Embodee hit the conference circuit last week, demonstrating the benefits of our visually stunning virtual product experiences at the Product Innovation Apparel conference in Los Angeles. The conference was billed as an opportunity to “discover the technologies disrupting the fashion, apparel, and footwear industry.”The steady flow of attendees at Embodee’s booth saw demos of our products and solutions on a large display screen. On another screen they watched customizations of apparel and footwear products by shoppers around the globe using four of our customers’ websites, miAdidas, miTeam, Reebok, and KnotStandard.

Attendees peppered our on-site team with an array of questions. The team included our founder and CEO, André Wolper, who was a panelist for two conference sessions, one of them “What Is On-Demand Manufacturing & Why Should You Care?”

Asked by the moderator to summarize the benefits of the company’s products and solutions and how they relate to on-demand manufacturing, André told the audience:

“We enable a buyer of your apparel product to come close to it and experience it as if it’s already been made, or as close as we can bring him or her.
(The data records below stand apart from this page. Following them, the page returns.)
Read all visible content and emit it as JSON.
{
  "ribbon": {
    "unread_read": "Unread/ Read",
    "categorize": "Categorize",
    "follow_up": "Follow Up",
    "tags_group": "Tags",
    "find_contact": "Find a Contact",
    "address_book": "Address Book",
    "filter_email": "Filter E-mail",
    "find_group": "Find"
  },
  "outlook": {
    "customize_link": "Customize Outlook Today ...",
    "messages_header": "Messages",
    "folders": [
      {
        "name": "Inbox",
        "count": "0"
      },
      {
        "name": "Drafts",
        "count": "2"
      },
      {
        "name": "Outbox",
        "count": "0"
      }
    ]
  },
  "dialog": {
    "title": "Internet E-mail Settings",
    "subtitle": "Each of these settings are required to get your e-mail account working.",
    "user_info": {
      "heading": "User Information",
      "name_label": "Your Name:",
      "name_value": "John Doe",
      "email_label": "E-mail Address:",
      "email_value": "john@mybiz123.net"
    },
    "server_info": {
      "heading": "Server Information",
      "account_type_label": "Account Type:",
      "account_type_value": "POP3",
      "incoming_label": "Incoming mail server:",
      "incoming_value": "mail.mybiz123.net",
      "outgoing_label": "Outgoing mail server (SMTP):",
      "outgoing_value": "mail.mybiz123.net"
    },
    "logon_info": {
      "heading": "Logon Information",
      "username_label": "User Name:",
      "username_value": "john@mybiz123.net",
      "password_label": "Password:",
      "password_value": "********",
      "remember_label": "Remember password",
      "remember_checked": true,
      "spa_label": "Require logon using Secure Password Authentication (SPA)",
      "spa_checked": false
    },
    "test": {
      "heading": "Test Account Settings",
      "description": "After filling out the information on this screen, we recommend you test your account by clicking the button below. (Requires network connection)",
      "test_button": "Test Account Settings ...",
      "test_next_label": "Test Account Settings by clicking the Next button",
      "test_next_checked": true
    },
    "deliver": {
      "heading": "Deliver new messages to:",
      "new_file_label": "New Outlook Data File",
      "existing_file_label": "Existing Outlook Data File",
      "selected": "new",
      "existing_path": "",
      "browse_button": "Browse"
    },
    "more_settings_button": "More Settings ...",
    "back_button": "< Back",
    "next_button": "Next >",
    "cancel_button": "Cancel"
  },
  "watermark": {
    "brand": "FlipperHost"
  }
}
But it’s a product made on demand because it’s a custom product, a unit of one potentially for a target market of one…so it facilitates market segmentation, facilitates engagement with your buyers.”
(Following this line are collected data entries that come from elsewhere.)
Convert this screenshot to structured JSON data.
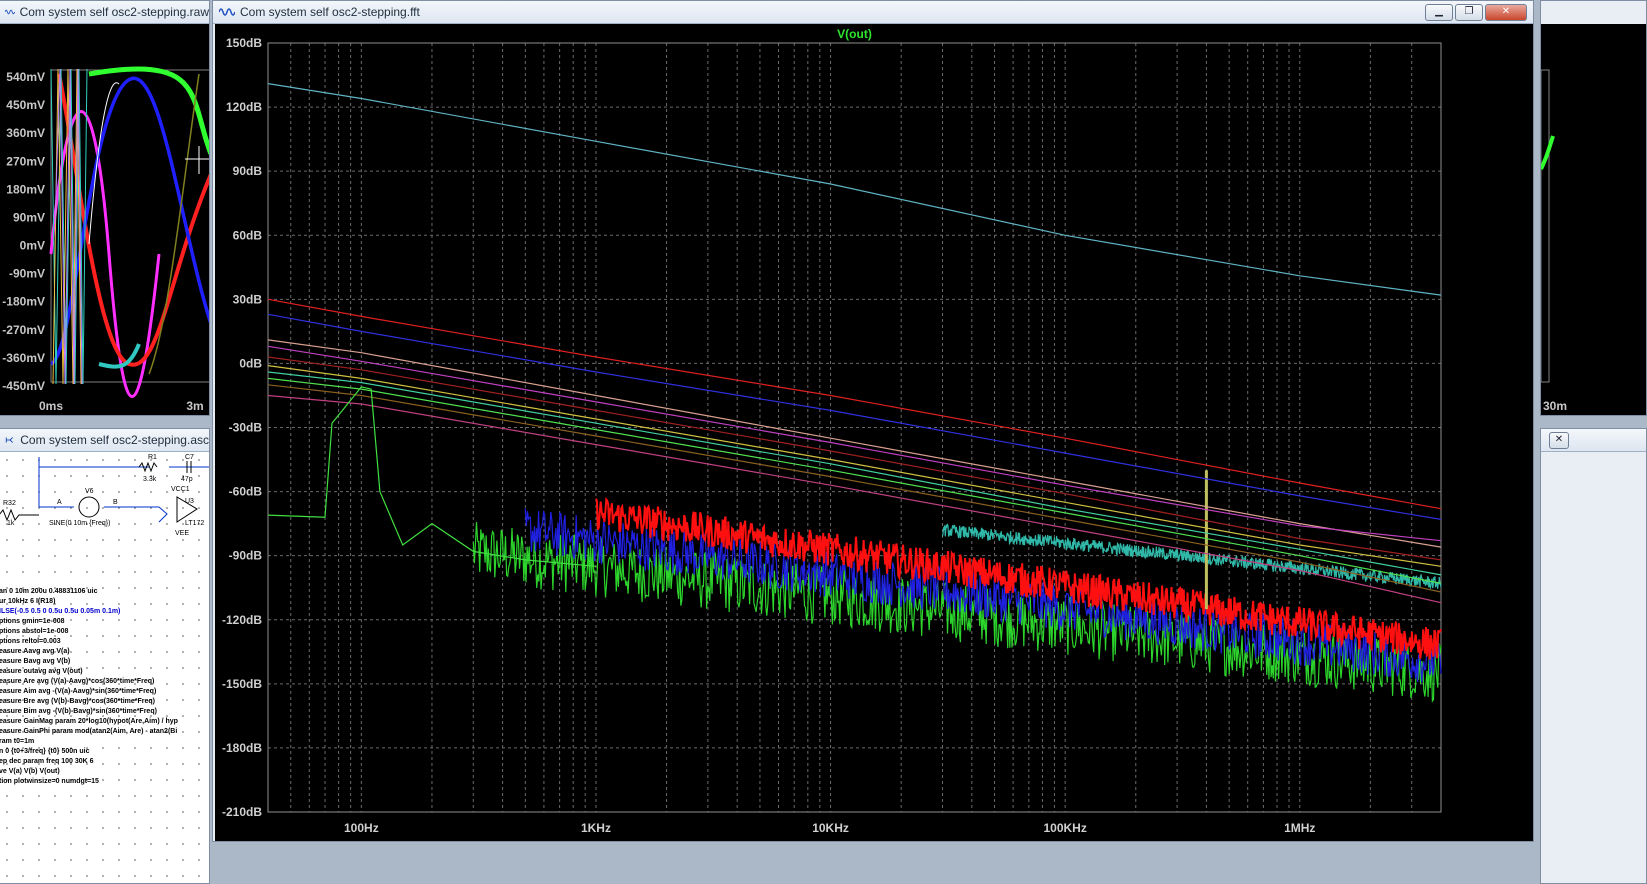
{
  "raw_window": {
    "title": "Com system self osc2-stepping.raw",
    "y_ticks": [
      "540mV",
      "450mV",
      "360mV",
      "270mV",
      "180mV",
      "90mV",
      "0mV",
      "-90mV",
      "-180mV",
      "-270mV",
      "-360mV",
      "-450mV"
    ],
    "x_ticks": [
      "0ms",
      "3m"
    ]
  },
  "asc_window": {
    "title": "Com system self osc2-stepping.asc",
    "components": {
      "r1_name": "R1",
      "r1_value": "3.3k",
      "c7_name": "C7",
      "c7_value": "47p",
      "r32_name": "R32",
      "r32_value": "1k",
      "v6_name": "V6",
      "node_a": "A",
      "node_b": "B",
      "sine": "SINE(0 10m {Freq})",
      "u3_name": "U3",
      "u3_part": "LT172",
      "vcc": "VCC1",
      "vee": "VEE"
    },
    "directives": [
      {
        "text": "an 0 10m 200u 0.48831106 uic",
        "blue": false
      },
      {
        "text": "ur 10kHz 6 I(R18)",
        "blue": false
      },
      {
        "text": "ILSE(-0.5 0.5 0 0.5u 0.5u 0.05m 0.1m)",
        "blue": true
      },
      {
        "text": "ptions gmin=1e-008",
        "blue": false
      },
      {
        "text": "ptions abstol=1e-008",
        "blue": false
      },
      {
        "text": "ptions reltol=0.003",
        "blue": false
      },
      {
        "text": "easure Aavg avg V(a)",
        "blue": false
      },
      {
        "text": "easure Bavg avg V(b)",
        "blue": false
      },
      {
        "text": "easure outavg avg V(out)",
        "blue": false
      },
      {
        "text": "easure Are avg (V(a)-Aavg)*cos(360*time*Freq)",
        "blue": false
      },
      {
        "text": "easure Aim avg -(V(a)-Aavg)*sin(360*time*Freq)",
        "blue": false
      },
      {
        "text": "easure Bre avg (V(b)-Bavg)*cos(360*time*Freq)",
        "blue": false
      },
      {
        "text": "easure Bim avg -(V(b)-Bavg)*sin(360*time*Freq)",
        "blue": false
      },
      {
        "text": "easure GainMag param 20*log10(hypot(Are,Aim) / hyp",
        "blue": false
      },
      {
        "text": "easure GainPhi param mod(atan2(Aim, Are) - atan2(Bi",
        "blue": false
      },
      {
        "text": "ram t0=1m",
        "blue": false
      },
      {
        "text": "n 0 {t0+3/freq} {t0} 500n uic",
        "blue": false
      },
      {
        "text": "ep dec param freq 100 30K 6",
        "blue": false
      },
      {
        "text": "ve V(a) V(b) V(out)",
        "blue": false
      },
      {
        "text": "tion plotwinsize=0 numdgt=15",
        "blue": false
      }
    ]
  },
  "fft_window": {
    "title": "Com system self osc2-stepping.fft",
    "buttons": {
      "minimize": "▁",
      "restore": "❐",
      "close": "✕"
    }
  },
  "chart_data": {
    "type": "line",
    "title": "V(out)",
    "xscale": "log",
    "xlim": [
      40,
      4000000
    ],
    "ylim": [
      -210,
      150
    ],
    "ylabel_unit": "dB",
    "y_ticks": [
      "150dB",
      "120dB",
      "90dB",
      "60dB",
      "30dB",
      "0dB",
      "-30dB",
      "-60dB",
      "-90dB",
      "-120dB",
      "-150dB",
      "-180dB",
      "-210dB"
    ],
    "x_ticks": [
      {
        "f": 100,
        "label": "100Hz"
      },
      {
        "f": 1000,
        "label": "1KHz"
      },
      {
        "f": 10000,
        "label": "10KHz"
      },
      {
        "f": 100000,
        "label": "100KHz"
      },
      {
        "f": 1000000,
        "label": "1MHz"
      }
    ],
    "grid": true,
    "series": [
      {
        "color": "#5fb3c4",
        "points": [
          [
            40,
            131
          ],
          [
            100,
            124
          ],
          [
            1000,
            104
          ],
          [
            10000,
            84
          ],
          [
            100000,
            60
          ],
          [
            1000000,
            41
          ],
          [
            4000000,
            32
          ]
        ]
      },
      {
        "color": "#e02020",
        "points": [
          [
            40,
            30
          ],
          [
            100,
            22
          ],
          [
            1000,
            3
          ],
          [
            10000,
            -15
          ],
          [
            100000,
            -35
          ],
          [
            1000000,
            -56
          ],
          [
            4000000,
            -68
          ]
        ]
      },
      {
        "color": "#3030e0",
        "points": [
          [
            40,
            23
          ],
          [
            100,
            15
          ],
          [
            1000,
            -4
          ],
          [
            10000,
            -22
          ],
          [
            100000,
            -42
          ],
          [
            1000000,
            -62
          ],
          [
            4000000,
            -73
          ]
        ]
      },
      {
        "color": "#d9a090",
        "points": [
          [
            40,
            11
          ],
          [
            100,
            5
          ],
          [
            1000,
            -15
          ],
          [
            10000,
            -35
          ],
          [
            100000,
            -55
          ],
          [
            1000000,
            -75
          ],
          [
            4000000,
            -86
          ]
        ]
      },
      {
        "color": "#c040c0",
        "points": [
          [
            40,
            8
          ],
          [
            100,
            1
          ],
          [
            1000,
            -18
          ],
          [
            10000,
            -37
          ],
          [
            100000,
            -57
          ],
          [
            1000000,
            -76
          ],
          [
            4000000,
            -83
          ]
        ]
      },
      {
        "color": "#a02020",
        "points": [
          [
            40,
            3
          ],
          [
            100,
            -3
          ],
          [
            1000,
            -22
          ],
          [
            10000,
            -41
          ],
          [
            100000,
            -61
          ],
          [
            1000000,
            -82
          ],
          [
            4000000,
            -92
          ]
        ]
      },
      {
        "color": "#d0c040",
        "points": [
          [
            40,
            -1
          ],
          [
            100,
            -7
          ],
          [
            1000,
            -26
          ],
          [
            10000,
            -45
          ],
          [
            100000,
            -65
          ],
          [
            1000000,
            -85
          ],
          [
            4000000,
            -95
          ]
        ]
      },
      {
        "color": "#40d0a0",
        "points": [
          [
            40,
            -4
          ],
          [
            100,
            -9
          ],
          [
            1000,
            -28
          ],
          [
            10000,
            -47
          ],
          [
            100000,
            -68
          ],
          [
            1000000,
            -87
          ],
          [
            4000000,
            -99
          ]
        ]
      },
      {
        "color": "#50e050",
        "points": [
          [
            40,
            -7
          ],
          [
            100,
            -12
          ],
          [
            1000,
            -31
          ],
          [
            10000,
            -50
          ],
          [
            100000,
            -70
          ],
          [
            1000000,
            -90
          ],
          [
            4000000,
            -103
          ]
        ]
      },
      {
        "color": "#8a6020",
        "points": [
          [
            40,
            -10
          ],
          [
            100,
            -15
          ],
          [
            1000,
            -34
          ],
          [
            10000,
            -53
          ],
          [
            100000,
            -73
          ],
          [
            1000000,
            -93
          ],
          [
            4000000,
            -107
          ]
        ]
      },
      {
        "color": "#c04080",
        "points": [
          [
            40,
            -15
          ],
          [
            100,
            -19
          ],
          [
            1000,
            -38
          ],
          [
            10000,
            -57
          ],
          [
            100000,
            -77
          ],
          [
            1000000,
            -97
          ],
          [
            4000000,
            -112
          ]
        ]
      },
      {
        "color": "#40e040",
        "points": [
          [
            40,
            -71
          ],
          [
            70,
            -72
          ],
          [
            75,
            -28
          ],
          [
            100,
            -11
          ],
          [
            110,
            -12
          ],
          [
            120,
            -60
          ],
          [
            150,
            -85
          ],
          [
            200,
            -75
          ],
          [
            300,
            -88
          ],
          [
            500,
            -92
          ],
          [
            1000,
            -95
          ]
        ]
      }
    ],
    "noise": [
      {
        "color": "#2cd42c",
        "from": 300,
        "to": 4000000,
        "base_start": -88,
        "base_end": -145,
        "spread": 14
      },
      {
        "color": "#2020e0",
        "from": 500,
        "to": 4000000,
        "base_start": -78,
        "base_end": -140,
        "spread": 11
      },
      {
        "color": "#ff1010",
        "from": 1000,
        "to": 4000000,
        "base_start": -70,
        "base_end": -132,
        "spread": 8
      },
      {
        "color": "#30b8a8",
        "from": 30000,
        "to": 4000000,
        "base_start": -78,
        "base_end": -103,
        "spread": 3
      }
    ],
    "spike": {
      "f": 400000,
      "top": -50,
      "bottom": -115
    }
  }
}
Manufacturing on demand, André continued, is also good business for Embodee’s customers because there are no typical carrying costs or no inventory overhead.

Since Jan. 1, he said, Embodee has streamed on-demand images of more than 20 million customization choices to shoppers of our customers’ products throughout the world.
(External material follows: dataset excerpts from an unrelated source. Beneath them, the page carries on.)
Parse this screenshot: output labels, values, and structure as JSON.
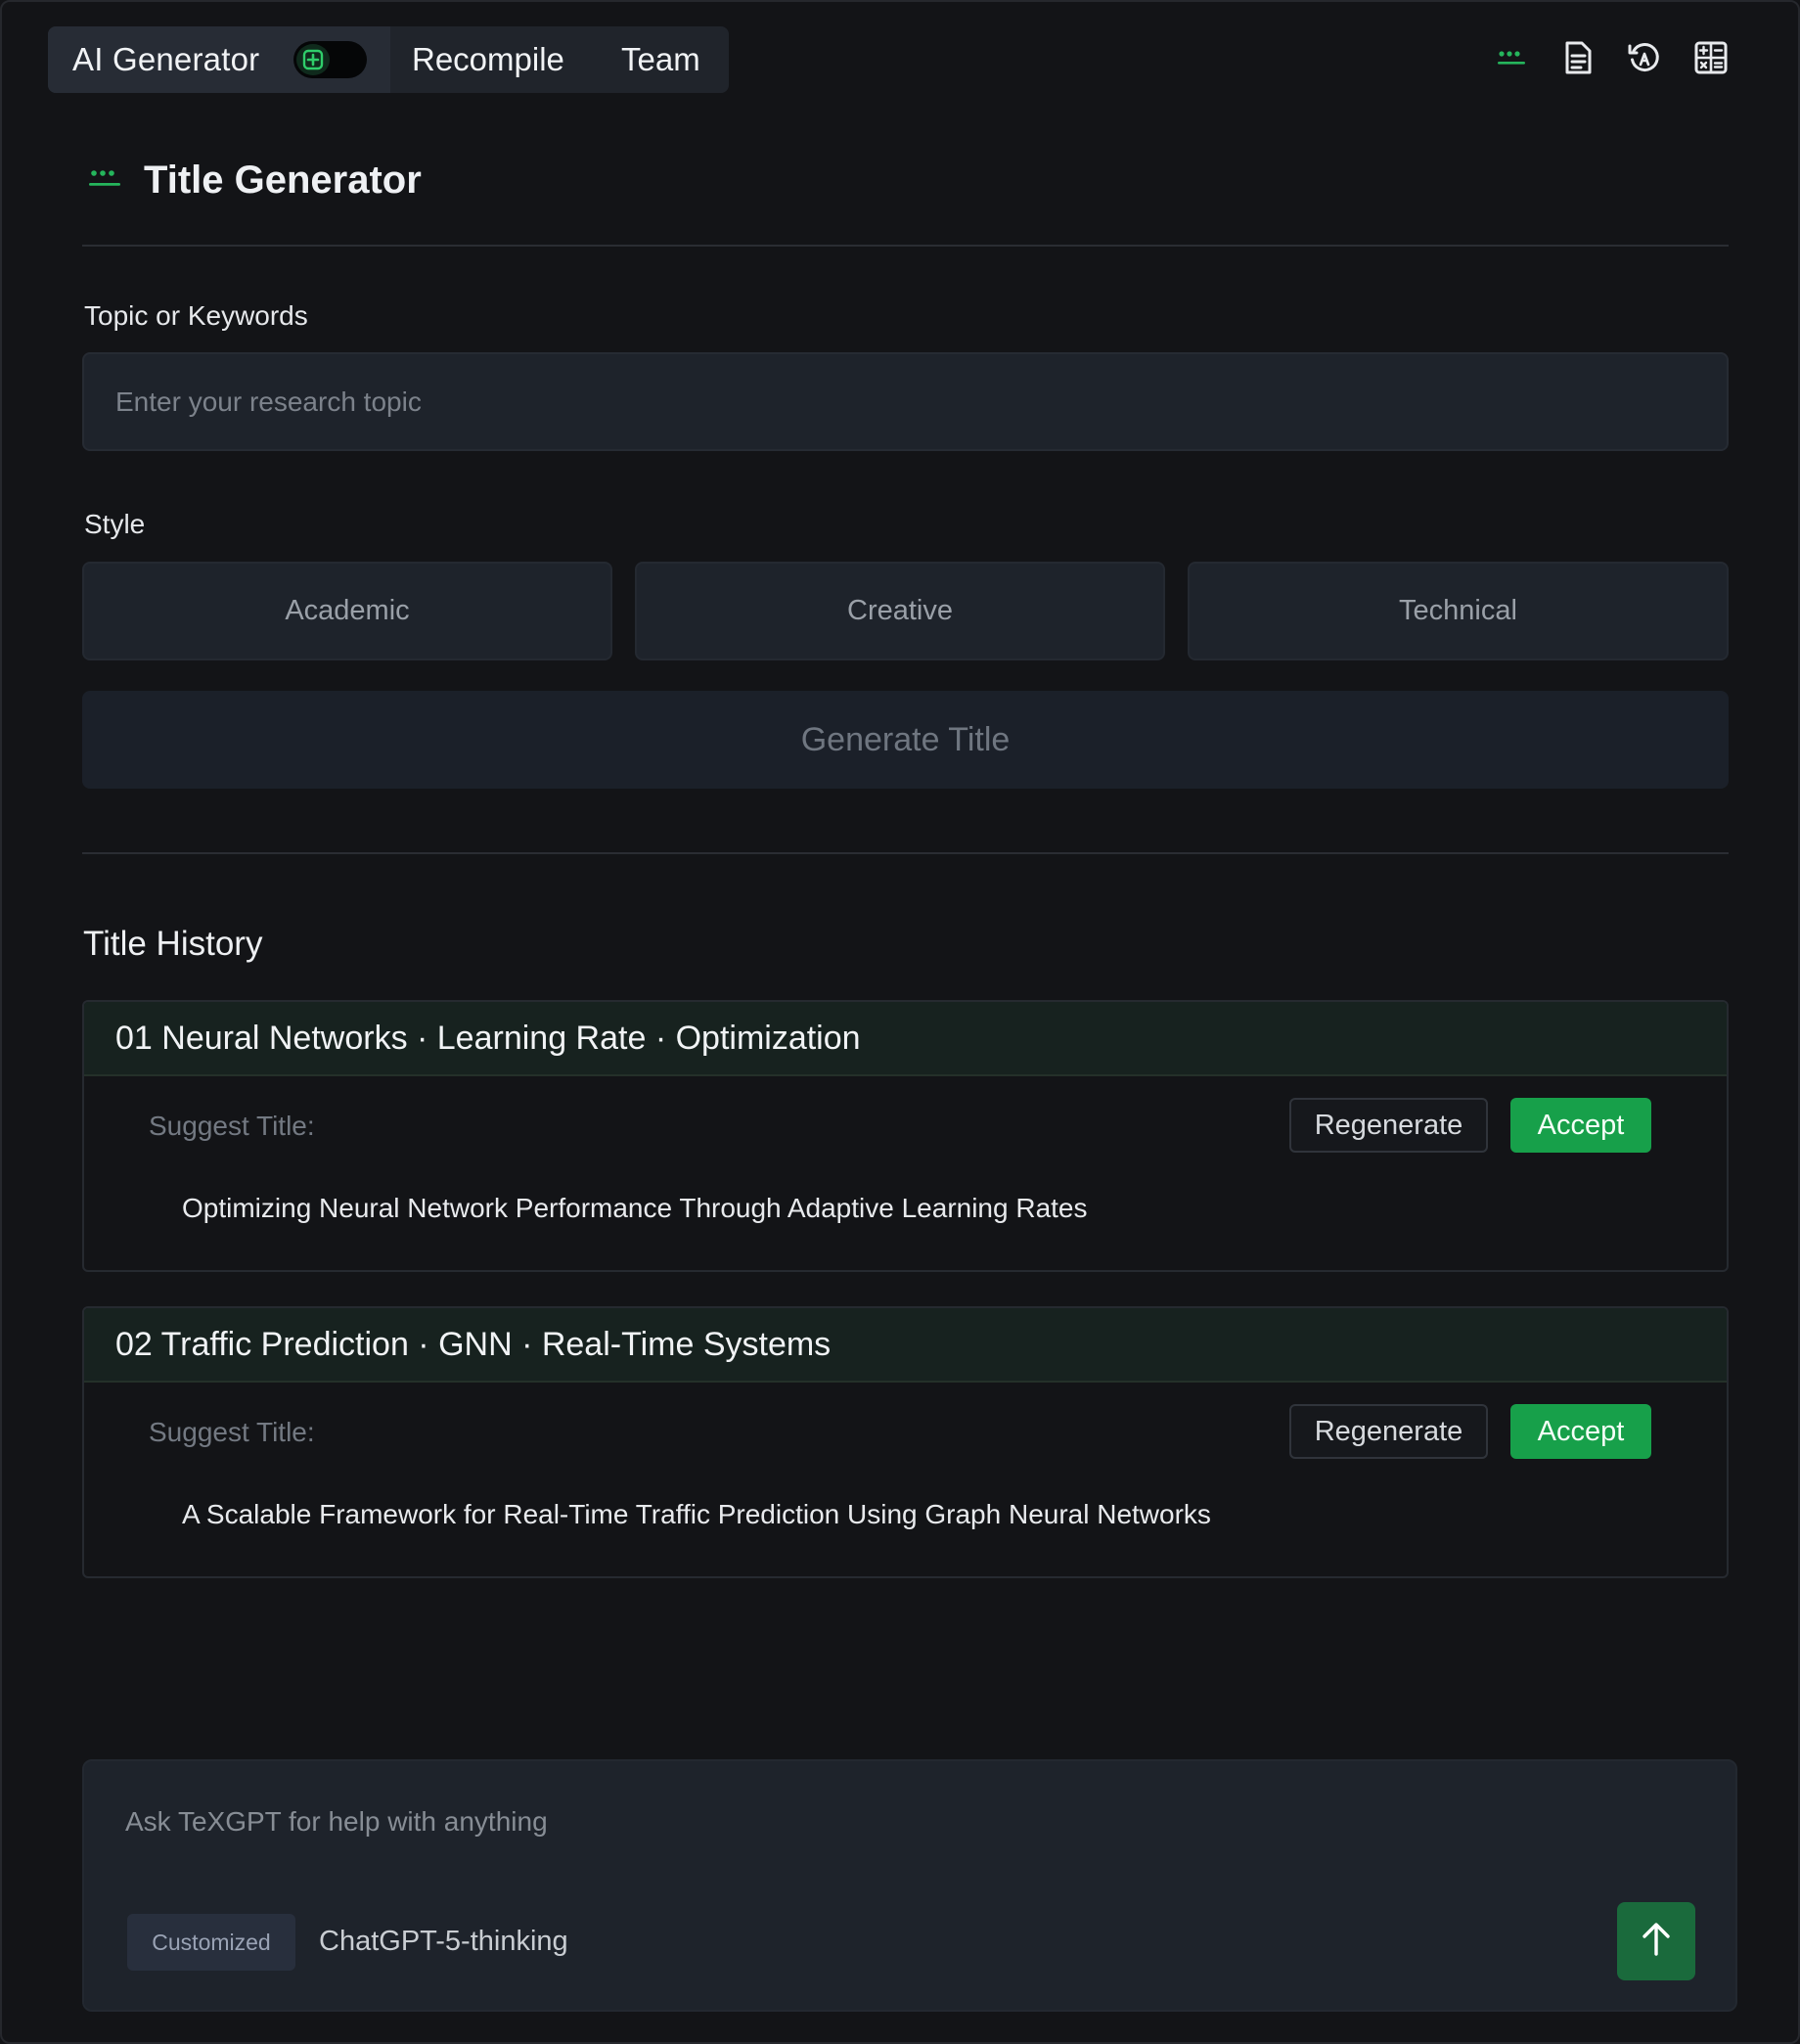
{
  "topbar": {
    "tabs": [
      {
        "label": "AI Generator"
      },
      {
        "label": "Recompile"
      },
      {
        "label": "Team"
      }
    ],
    "toggle_icon": "plus-square-icon",
    "icons": [
      "dots-icon",
      "document-icon",
      "history-icon",
      "calculator-icon"
    ]
  },
  "panel": {
    "title": "Title Generator",
    "title_icon": "dots-icon",
    "topic_label": "Topic or Keywords",
    "topic_placeholder": "Enter your research topic",
    "topic_value": "",
    "style_label": "Style",
    "styles": [
      {
        "label": "Academic"
      },
      {
        "label": "Creative"
      },
      {
        "label": "Technical"
      }
    ],
    "generate_label": "Generate Title"
  },
  "history": {
    "title": "Title History",
    "items": [
      {
        "heading": "01 Neural Networks · Learning Rate · Optimization",
        "suggest_label": "Suggest Title:",
        "regenerate_label": "Regenerate",
        "accept_label": "Accept",
        "suggestion": "Optimizing Neural Network Performance Through Adaptive Learning Rates"
      },
      {
        "heading": "02 Traffic Prediction · GNN · Real-Time Systems",
        "suggest_label": "Suggest Title:",
        "regenerate_label": "Regenerate",
        "accept_label": "Accept",
        "suggestion": "A Scalable Framework for Real-Time Traffic Prediction Using Graph Neural Networks"
      }
    ]
  },
  "chat": {
    "placeholder": "Ask TeXGPT for help with anything",
    "badge": "Customized",
    "model": "ChatGPT-5-thinking",
    "send_icon": "arrow-up-icon"
  },
  "colors": {
    "background": "#131417",
    "accent": "#17a04a",
    "surface": "#1e232b"
  }
}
Increased interest and technology evolution have led to development of turnkey solutions supporting on-demand manufacturing, André said.

“So it’s now possible for a brand, for example, to adopt our solution in a matter of weeks without an IT investment and without a long-term capital expenditure priority. You can just turn it on, software as a service, plug it into your website and go to market…with no big up-front investment.”

Other panelists were Matthew Cochran, vice president of business development for OnPoint Manufacturing, and Hal Watt, CEO and founder of Unmade.